Who Pays Dividend? Statistical Explanation and Machine Learning Prediction

MCS – 3 AMAN CED Building

Purpose: A firm’s dividend payment decision depends on several factor e.g., liquidity, cash flows, profitability, leverage, sales growth, size, and efficiency of the firms as firm specific variables. The broader set of firm specific and financial or macroeconomic variables contribute to this decision. Thus, dividend payment decision can have complex non-linearities. Earlier research on this issue has focused on modeling the dividend payment decision using statistical or econometric methods e.g., logistic regression.

Study Design/Methodology: This paper explores the factors influencing the dividend-paying behavior of non-financial firms in Pakistan using panel data spanning from 2009 to 2020, encompassing 513 non-financial firms using statistical and machine learning techniques.

Findings: Logistic regression found significant relationships between lagged dividends, firm efficiency, size, and exchange rates with dividend payments, while liquidity, real GDP growth, world GDP, and profitability are found insignificant.

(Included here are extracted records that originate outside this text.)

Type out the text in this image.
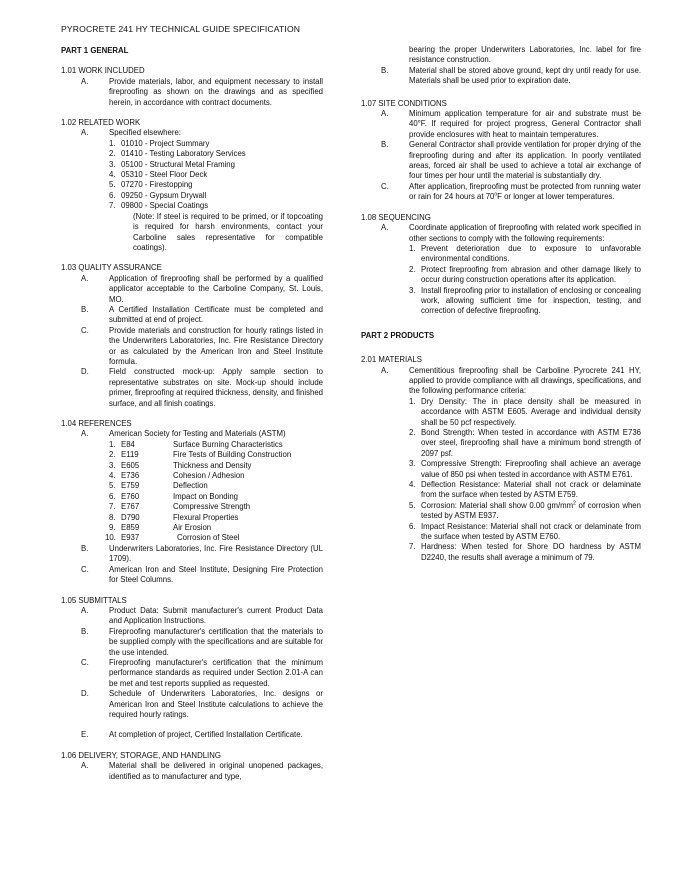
PYROCRETE 241 HY TECHNICAL GUIDE SPECIFICATION
PART 1 GENERAL
1.01 WORK INCLUDED
A.	Provide materials, labor, and equipment necessary to install fireproofing as shown on the drawings and as specified herein, in accordance with contract documents.
1.02 RELATED WORK
A.	Specified elsewhere:
1. 01010 - Project Summary
2. 01410 - Testing Laboratory Services
3. 05100 - Structural Metal Framing
4. 05310 - Steel Floor Deck
5. 07270 - Firestopping
6. 09250 - Gypsum Drywall
7. 09800 - Special Coatings
(Note: If steel is required to be primed, or if topcoating is required for harsh environments, contact your Carboline sales representative for compatible coatings).
1.03 QUALITY ASSURANCE
A.	Application of fireproofing shall be performed by a qualified applicator acceptable to the Carboline Company, St. Louis, MO.
B.	A Certified Installation Certificate must be completed and submitted at end of project.
C.	Provide materials and construction for hourly ratings listed in the Underwriters Laboratories, Inc. Fire Resistance Directory or as calculated by the American Iron and Steel Institute formula.
D.	Field constructed mock-up: Apply sample section to representative substrates on site. Mock-up should include primer, fireproofing at required thickness, density, and finished surface, and all finish coatings.
1.04 REFERENCES
A.	American Society for Testing and Materials (ASTM)
1. E84	Surface Burning Characteristics
2. E119	Fire Tests of Building Construction
3. E605	Thickness and Density
4. E736	Cohesion / Adhesion
5. E759	Deflection
6. E760	Impact on Bonding
7. E767	Compressive Strength
8. D790	Flexural Properties
9. E859	Air Erosion
10. E937	Corrosion of Steel
B.	Underwriters Laboratories, Inc. Fire Resistance Directory (UL 1709).
C.	American Iron and Steel Institute, Designing Fire Protection for Steel Columns.
1.05 SUBMITTALS
A.	Product Data: Submit manufacturer's current Product Data and Application Instructions.
B.	Fireproofing manufacturer's certification that the materials to be supplied comply with the specifications and are suitable for the use intended.
C.	Fireproofing manufacturer's certification that the minimum performance standards as required under Section 2.01-A can be met and test reports supplied as requested.
D.	Schedule of Underwriters Laboratories, Inc. designs or American Iron and Steel Institute calculations to achieve the required hourly ratings.
E.	At completion of project, Certified Installation Certificate.
1.06 DELIVERY, STORAGE, AND HANDLING
A.	Material shall be delivered in original unopened packages, identified as to manufacturer and type,
bearing the proper Underwriters Laboratories, Inc. label for fire resistance construction.
B.	Material shall be stored above ground, kept dry until ready for use. Materials shall be used prior to expiration date.
1.07 SITE CONDITIONS
A.	Minimum application temperature for air and substrate must be 40°F. If required for project progress, General Contractor shall provide enclosures with heat to maintain temperatures.
B.	General Contractor shall provide ventilation for proper drying of the fireproofing during and after its application. In poorly ventilated areas, forced air shall be used to achieve a total air exchange of four times per hour until the material is substantially dry.
C.	After application, fireproofing must be protected from running water or rain for 24 hours at 70$^o$F or longer at lower temperatures.
1.08 SEQUENCING
A.	Coordinate application of fireproofing with related work specified in other sections to comply with the following requirements:
1. Prevent deterioration due to exposure to unfavorable environmental conditions.
2. Protect fireproofing from abrasion and other damage likely to occur during construction operations after its application.
3. Install fireproofing prior to installation of enclosing or concealing work, allowing sufficient time for inspection, testing, and correction of defective fireproofing.
PART 2 PRODUCTS
2.01 MATERIALS
A.	Cementitious fireproofing shall be Carboline Pyrocrete 241 HY, applied to provide compliance with all drawings, specifications, and the following performance criteria:
1. Dry Density: The in place density shall be measured in accordance with ASTM E605. Average and individual density shall be 50 pcf respectively.
2. Bond Strength: When tested in accordance with ASTM E736 over steel, fireproofing shall have a minimum bond strength of 2097 psf.
3. Compressive Strength: Fireproofing shall achieve an average value of 850 psi when tested in accordance with ASTM E761.
4. Deflection Resistance: Material shall not crack or delaminate from the surface when tested by ASTM E759.
5. Corrosion: Material shall show 0.00 $gm/mm^2$ of corrosion when tested by ASTM E937.
6. Impact Resistance: Material shall not crack or delaminate from the surface when tested by ASTM E760.
7. Hardness: When tested for Shore DO hardness by ASTM D2240, the results shall average a minimum of 79.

The random forests highlight the importance of variables like last year's dividend, current ratio, size, and sales growth. The ANN outperforms other ML techniques with the highest accuracy and the area under the ROC curve for firm-specific models.

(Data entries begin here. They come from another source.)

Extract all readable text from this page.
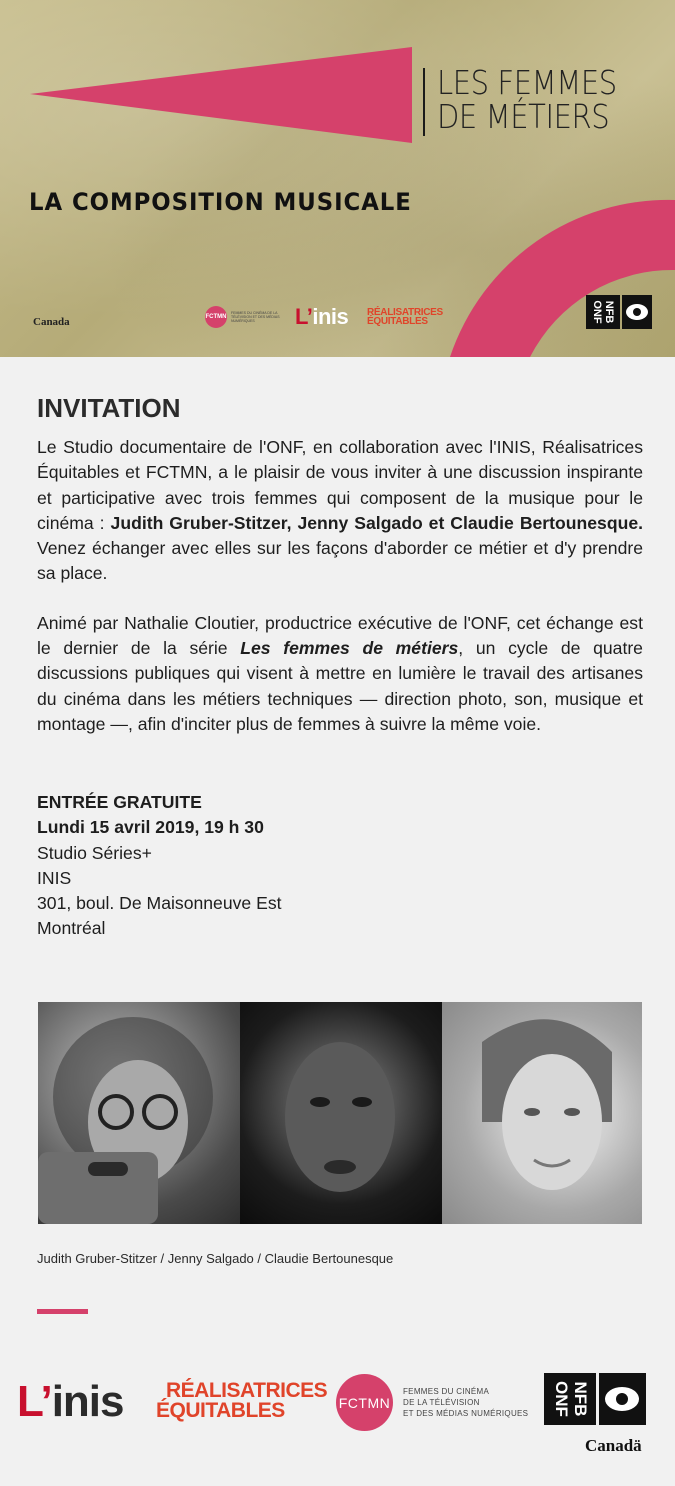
LES FEMMES
DE MÉTIERS
LA COMPOSITION MUSICALE
Canada	FCTMN
FEMMES DU CINÉMA DE LA TÉLÉVISION ET DES MÉDIAS NUMÉRIQUES	L’inis RÉALISATRICES
ÉQUITABLES	NFB
ONF
INVITATION

Le Studio documentaire de l'ONF, en collaboration avec l'INIS, Réalisatrices Équitables et FCTMN, a le plaisir de vous inviter à une discussion inspirante et participative avec trois femmes qui composent de la musique pour le cinéma : Judith Gruber-Stitzer, Jenny Salgado et Claudie Bertounesque. Venez échanger avec elles sur les façons d'aborder ce métier et d'y prendre sa place.

Animé par Nathalie Cloutier, productrice exécutive de l'ONF, cet échange est le dernier de la série Les femmes de métiers, un cycle de quatre discussions publiques qui visent à mettre en lumière le travail des artisanes du cinéma dans les métiers techniques — direction photo, son, musique et montage —, afin d'inciter plus de femmes à suivre la même voie.

ENTRÉE GRATUITE
Lundi 15 avril 2019, 19 h 30
Studio Séries+
INIS
301, boul. De Maisonneuve Est
Montréal
Judith Gruber-Stitzer / Jenny Salgado / Claudie Bertounesque
L’inis	RÉALISATRICES
ÉQUITABLES	FCTMN
FEMMES DU CINÉMA
DE LA TÉLÉVISION
ET DES MÉDIAS NUMÉRIQUES	NFB
ONF
Canadä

Originality/Value: The paper power of machine learning methods in predicting firm’s dividend payment decision using panel structure.

Research limitations/implications: The paper employs only the most popular ML methods, not including deep learning or certain non-parametric methods e.g. KNN.

Practical implication: The paper provides findings that can assist in choosing firms that are more likely to pay dividends.

Social implication: The research can potentially benefit saving investor types e.g. pensioners, retired individuals, or institutional investors.